In this report, administrative costs for a Member State Tax Authority will include costs relating to the following activities: processing VAT registrations, undertaking VAT audits, reviewing VAT returns, reviewing EC Sales Lists (recapitulative statements), helpline and written query handling, and the implementation of new legislation.
The European Commission has identified two fundamental issues with the current model of taxation: namely the additional compliance costs borne by businesses that conduct cross-border trade when compared to those businesses that only trade domestically and the occurrence of VAT fraud.

The European Commission has commissioned EY to conduct a study of five policy options designed to enable the implementation of a destination based VAT system across the EU that to some extent addresses these issues.

As part of the study, EY has gathered information from businesses, tax experts, Member States’ Tax Authorities and additional sources in order to make a comparison against the current “As Is” taxation model and also determine the impact of the implementation of each of the five proposed policy options.

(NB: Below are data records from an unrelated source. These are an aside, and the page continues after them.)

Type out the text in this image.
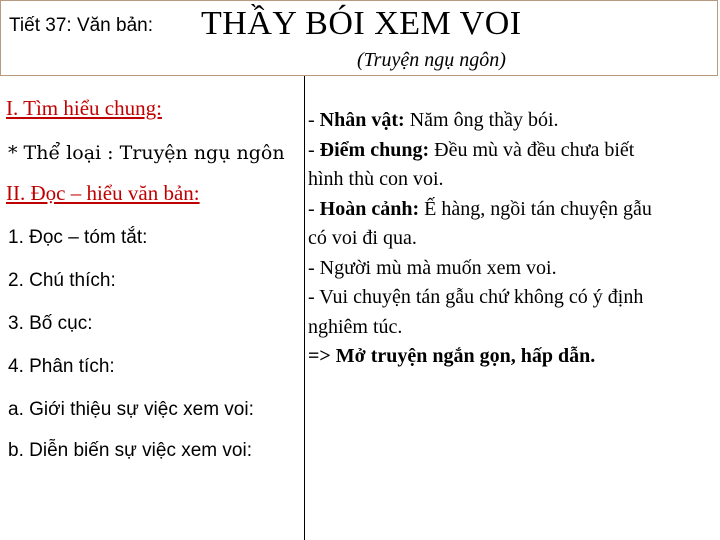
Tiết 37: Văn bản: THẦY BÓI XEM VOI
(Truyện ngụ ngôn)
I. Tìm hiểu chung:
* Thể loại : Truyện ngụ ngôn
II. Đọc – hiểu văn bản:
1. Đọc – tóm tắt:
2. Chú thích:
3. Bố cục:
4. Phân tích:
a. Giới thiệu sự việc xem voi:
b. Diễn biến sự việc xem voi:

- Nhân vật: Năm ông thầy bói.

- Điểm chung: Đều mù và đều chưa biết

hình thù con voi.

- Hoàn cảnh: Ế hàng, ngồi tán chuyện gẫu

có voi đi qua.

- Người mù mà muốn xem voi.

- Vui chuyện tán gẫu chứ không có ý định

nghiêm túc.

=> Mở truyện ngắn gọn, hấp dẫn.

This information aims to assess the impact of the five policy options from both a qualitative and quantitative perspective.

To this end, information has been obtained on business compliance costs, tax administration costs, cash flow costs, VAT fraud implications, legislative implications and aspects of practical implementation for each of the five proposed policies.

In addition to the collection and analysis of this information, EY has provided a conclusion as to whether the policy options have a potential to address the two fundamental issues and what (if any) impact there will be on the European economy as a whole.